On the Nature of the 1% Rental Fee: A Fee, Not a Tax

The Court definitively clarified the distinction between a tax and a fee. A tax is a compulsory exaction by the state for public purposes, without a direct correlation to a service provided (quid pro quo). A fee, however, is a charge for a specific service rendered.

The Court held that the 1% rental was a fee because:

  • It was paid under an agreement with the Films Division.
  • It was in exchange for specific services: the production, printing, packing, and delivery of films to thousands of theatres.
  • A clear nexus existed between the payment made and the services provided by the Films Division. Therefore, it could not be classified as a tax levied without legal authority.

Conclusion: The Supreme Court's Final Verdict

In a decisive ruling, the Supreme Court allowed the appeals filed by the Union of India and dismissed the writ petition from the exhibitors. It upheld the constitutional validity of the legislative provisions that mandate the screening of educational, scientific, and documentary films in cinema halls. The Court reversed the High Court's order that had struck down the 1% rental fee, holding it to be a reasonable and valid charge for services rendered. The judgment reinforced the principle that fundamental rights, while sacred, can be reasonably restricted to serve a larger public and national interest, especially in the context of educating and informing the citizenry.

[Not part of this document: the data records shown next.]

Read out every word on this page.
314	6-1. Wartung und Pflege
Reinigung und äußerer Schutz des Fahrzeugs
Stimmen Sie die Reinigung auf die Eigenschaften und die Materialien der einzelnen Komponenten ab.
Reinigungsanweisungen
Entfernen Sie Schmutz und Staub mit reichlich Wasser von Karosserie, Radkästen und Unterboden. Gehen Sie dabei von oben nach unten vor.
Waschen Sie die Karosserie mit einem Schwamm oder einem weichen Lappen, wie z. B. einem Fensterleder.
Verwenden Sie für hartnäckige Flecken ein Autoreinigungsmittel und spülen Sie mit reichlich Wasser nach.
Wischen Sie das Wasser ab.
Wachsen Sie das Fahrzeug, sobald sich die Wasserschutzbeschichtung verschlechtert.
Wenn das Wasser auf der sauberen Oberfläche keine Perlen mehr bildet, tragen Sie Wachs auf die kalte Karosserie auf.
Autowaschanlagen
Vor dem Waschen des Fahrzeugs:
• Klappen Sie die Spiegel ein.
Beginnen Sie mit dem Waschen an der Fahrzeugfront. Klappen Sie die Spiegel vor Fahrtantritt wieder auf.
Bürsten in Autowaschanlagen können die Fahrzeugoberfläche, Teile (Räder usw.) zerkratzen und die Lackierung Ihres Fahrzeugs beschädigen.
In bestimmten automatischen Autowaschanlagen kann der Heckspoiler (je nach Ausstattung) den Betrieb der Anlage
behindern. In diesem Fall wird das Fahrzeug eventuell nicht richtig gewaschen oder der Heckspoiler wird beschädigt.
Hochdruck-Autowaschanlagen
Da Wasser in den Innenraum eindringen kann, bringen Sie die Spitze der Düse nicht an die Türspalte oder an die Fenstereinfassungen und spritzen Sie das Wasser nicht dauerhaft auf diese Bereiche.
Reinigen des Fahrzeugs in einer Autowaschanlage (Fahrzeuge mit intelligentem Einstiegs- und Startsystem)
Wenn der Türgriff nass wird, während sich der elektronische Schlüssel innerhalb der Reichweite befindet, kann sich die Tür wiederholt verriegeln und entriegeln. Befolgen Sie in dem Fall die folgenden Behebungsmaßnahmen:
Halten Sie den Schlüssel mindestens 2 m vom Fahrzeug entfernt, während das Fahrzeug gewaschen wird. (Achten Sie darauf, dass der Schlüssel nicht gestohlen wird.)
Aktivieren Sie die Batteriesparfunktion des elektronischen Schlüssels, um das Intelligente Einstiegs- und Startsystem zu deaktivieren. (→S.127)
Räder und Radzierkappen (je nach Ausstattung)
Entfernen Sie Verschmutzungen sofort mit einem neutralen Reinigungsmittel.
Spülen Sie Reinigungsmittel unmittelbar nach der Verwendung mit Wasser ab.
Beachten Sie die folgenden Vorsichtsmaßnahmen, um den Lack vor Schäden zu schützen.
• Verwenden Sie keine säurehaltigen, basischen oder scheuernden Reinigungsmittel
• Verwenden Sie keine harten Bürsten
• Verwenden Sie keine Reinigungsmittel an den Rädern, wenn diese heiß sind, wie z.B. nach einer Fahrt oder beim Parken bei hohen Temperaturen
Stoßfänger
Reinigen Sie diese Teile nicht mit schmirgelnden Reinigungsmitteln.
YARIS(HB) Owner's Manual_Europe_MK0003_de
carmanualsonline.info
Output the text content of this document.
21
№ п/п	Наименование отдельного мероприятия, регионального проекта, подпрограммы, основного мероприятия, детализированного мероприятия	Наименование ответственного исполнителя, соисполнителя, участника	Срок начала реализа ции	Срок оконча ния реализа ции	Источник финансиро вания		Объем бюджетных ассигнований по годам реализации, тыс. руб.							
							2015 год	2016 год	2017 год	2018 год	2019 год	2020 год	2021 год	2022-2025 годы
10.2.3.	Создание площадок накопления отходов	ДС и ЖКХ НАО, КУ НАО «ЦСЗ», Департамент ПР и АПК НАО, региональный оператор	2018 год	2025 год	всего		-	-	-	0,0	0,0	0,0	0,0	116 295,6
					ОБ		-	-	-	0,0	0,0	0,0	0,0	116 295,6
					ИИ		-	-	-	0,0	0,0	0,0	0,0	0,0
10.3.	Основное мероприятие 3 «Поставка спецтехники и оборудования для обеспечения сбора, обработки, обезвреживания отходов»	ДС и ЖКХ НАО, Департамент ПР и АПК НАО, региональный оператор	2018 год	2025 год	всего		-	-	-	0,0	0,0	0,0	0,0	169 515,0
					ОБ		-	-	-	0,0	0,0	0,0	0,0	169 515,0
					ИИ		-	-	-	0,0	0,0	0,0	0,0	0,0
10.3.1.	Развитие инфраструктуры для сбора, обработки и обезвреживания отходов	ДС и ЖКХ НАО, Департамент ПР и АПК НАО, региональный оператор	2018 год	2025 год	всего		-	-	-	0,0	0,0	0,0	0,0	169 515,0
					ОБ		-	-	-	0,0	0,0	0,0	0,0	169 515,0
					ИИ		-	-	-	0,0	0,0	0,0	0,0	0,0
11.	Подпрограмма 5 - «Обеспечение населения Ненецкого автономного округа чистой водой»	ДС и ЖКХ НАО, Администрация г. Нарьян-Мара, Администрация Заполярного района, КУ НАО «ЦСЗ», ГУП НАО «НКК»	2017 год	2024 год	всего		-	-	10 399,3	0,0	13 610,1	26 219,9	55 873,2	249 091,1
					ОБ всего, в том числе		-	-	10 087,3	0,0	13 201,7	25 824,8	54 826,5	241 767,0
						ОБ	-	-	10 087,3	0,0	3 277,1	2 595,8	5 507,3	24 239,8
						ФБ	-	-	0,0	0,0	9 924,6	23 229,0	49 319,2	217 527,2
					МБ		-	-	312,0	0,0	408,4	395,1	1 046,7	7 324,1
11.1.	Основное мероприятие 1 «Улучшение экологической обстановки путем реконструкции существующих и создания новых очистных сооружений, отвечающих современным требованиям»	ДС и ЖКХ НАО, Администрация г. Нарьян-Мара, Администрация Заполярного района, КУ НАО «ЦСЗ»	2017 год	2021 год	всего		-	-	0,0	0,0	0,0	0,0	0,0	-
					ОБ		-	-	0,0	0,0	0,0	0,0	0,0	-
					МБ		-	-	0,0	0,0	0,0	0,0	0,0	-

Why This Judgment is an Important Read for Lawyers and Students

  • Balancing Rights and Public Interest: This case is a masterclass in how the judiciary balances individual fundamental rights with the collective good of society.
  • Indian Jurisprudence on “Compelled Speech”: It provides a unique Indian perspective on the doctrine of compelled speech, focusing on the purpose and content of the speech rather than applying a rigid rule against it.
  • Fee vs. Tax Distinction: The Court’s clear application of the legal test to differentiate a fee from a tax is a vital lesson for students and practitioners of constitutional and administrative law.
  • Doctrine of Reasonable Restrictions: It serves as an excellent case study on the application and interpretation of “reasonable restrictions” under Article 19(6), demonstrating how courts assess the proportionality and purpose of a legislative constraint.

Disclaimer: This article is for informational and educational purposes only and does not constitute legal advice. Please consult with a qualified legal professional for advice on any specific legal issues.